I’m not sure I can express, in words, how delicious these burritos turned out to be. If Chipotle burritos were the most popular football player in high school, these burritos are the successful 6-digit salaried lawyer who grows into his dashing good looks in college and comes back to shame that has-been football player at the high school’s 10 year reunion. To be completely honest, I kind of winged these. Two of the ingredients I used were pre-made: the tortillas (Udi’s: http://udisglutenfree.com/products/large-tortillas/) and Whole Food’s Guacamole. The tortillas were pretty excellent considering they are gluten-free. The taste was solid, the flexibility was pretty good (they could withstand the abuse of rolling the burrito, with only some minor tearing at the corners). They were slightly too “floury” for my taste (sort of like a dusty texture), but other than that they were excellent!

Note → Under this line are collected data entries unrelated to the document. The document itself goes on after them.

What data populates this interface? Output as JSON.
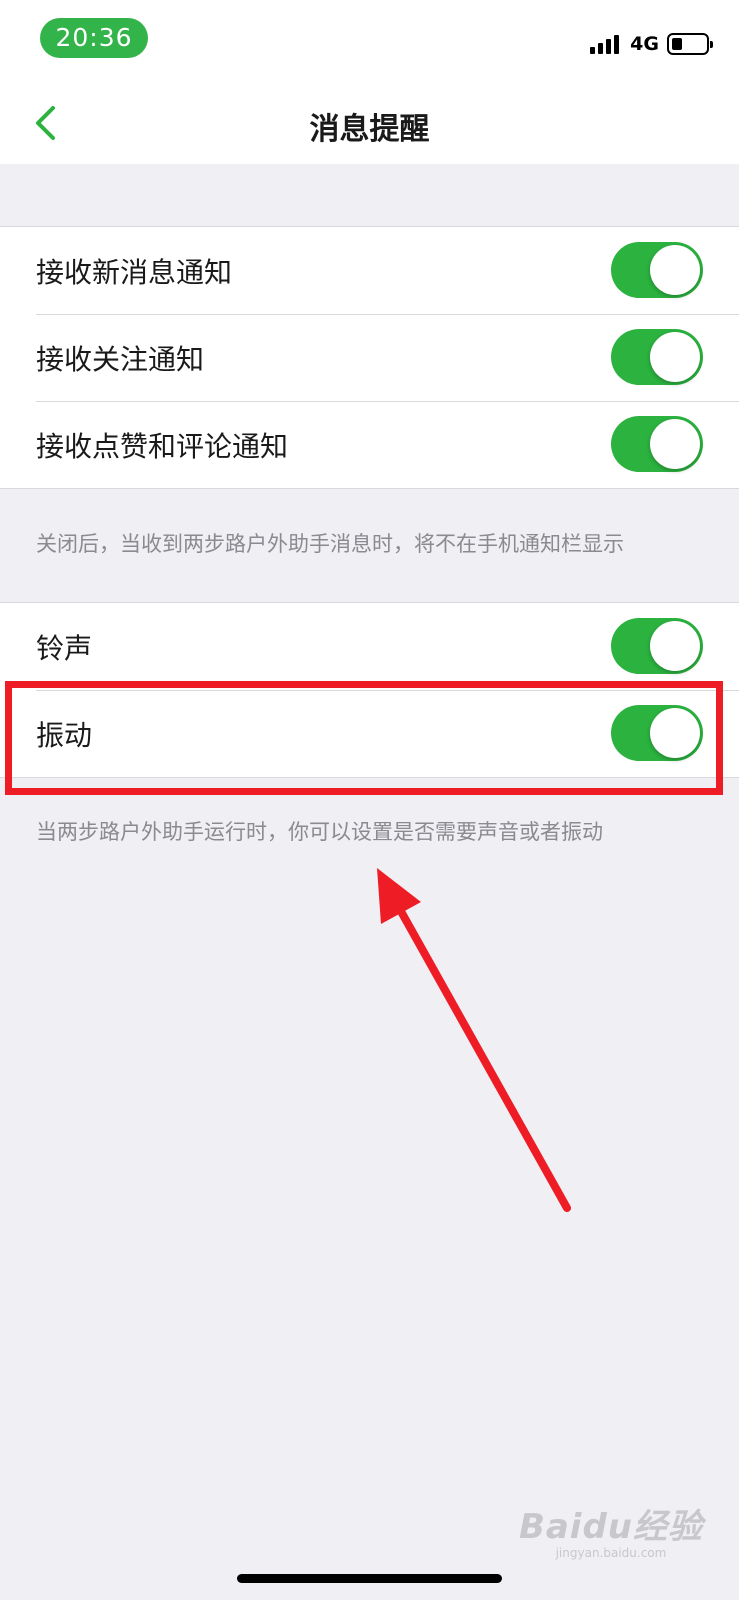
{
  "status_bar": {
    "time": "20:36",
    "network": "4G",
    "icons": [
      "signal-icon",
      "battery-icon"
    ]
  },
  "nav": {
    "title": "消息提醒",
    "back_icon": "chevron-left-icon"
  },
  "notification_settings": {
    "items": [
      {
        "label": "接收新消息通知",
        "enabled": true
      },
      {
        "label": "接收关注通知",
        "enabled": true
      },
      {
        "label": "接收点赞和评论通知",
        "enabled": true
      }
    ],
    "footnote": "关闭后，当收到两步路户外助手消息时，将不在手机通知栏显示"
  },
  "alert_settings": {
    "items": [
      {
        "label": "铃声",
        "enabled": true
      },
      {
        "label": "振动",
        "enabled": true
      }
    ],
    "footnote": "当两步路户外助手运行时，你可以设置是否需要声音或者振动"
  },
  "watermark": {
    "logo": "Baidu经验",
    "sub": "jingyan.baidu.com"
  },
  "colors": {
    "accent_green": "#2bb23f",
    "time_pill": "#32b44a",
    "annotation_red": "#ee1c25",
    "background": "#efeff4"
  }
}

And then there was the guacamole. Oh lord, that guacamole was good. So, so good. If you don’t live near a Whole Foods, you can substitute whatever guac you’d like (or make your own). But if you do, and you don’t immediately get in your car and go buy this guac, you’re missing out!
Serves 4:
Ingredients
Chicken, 2 small boneless breasts, cubed Tomatoes, 2 small, diced Green Pepper, sliced Onion, 1/2 diced Fresh Cilantro (1/4 cupish) Black beans (less than a can is needed) Lime, 1/2 Garlic, 1 clove Red Pepper Flakes Chef Paul's Blackening Seasoning Salt, Pepper Sour Cream Guacamole Brown Rice, 1.5 cups Cheese (Pick your poison, we used Kearney's) Udi's Gluten-Free Tortillas
Instructions
For Chicken:
Ingredients Red Pepper Flakes One Garlic Clove, Minced Chef Paul's Magic Blackening Seasoning Salt
Cut boneless chicken breast into small cubes or rectangles. Dust slightly with salt, more thoroughly with the blackening seasoning, and throw just a few red pepper flakes on at the end. Do this for both sides of the chicken. In a skillet, warm some oil, throw the garlic in with a few more red pepper flakes. Allow the flavors of these two infuse with the oil. Add chicken to the seasoned oil, and cook until browned on each side.
For Seasoned Burrito Rice:
Oil (I used olive), 1.5 tbsp Cilantro Juice from 1/2 a Lime Zest from 1/2 a Lime Black Pepper to taste
For Cooked Peppers/Onions
Cook in light oil. Salt and Pepper to taste.
Combine all of these ingredients in a small bowl. Pour over finished rice. Mix well.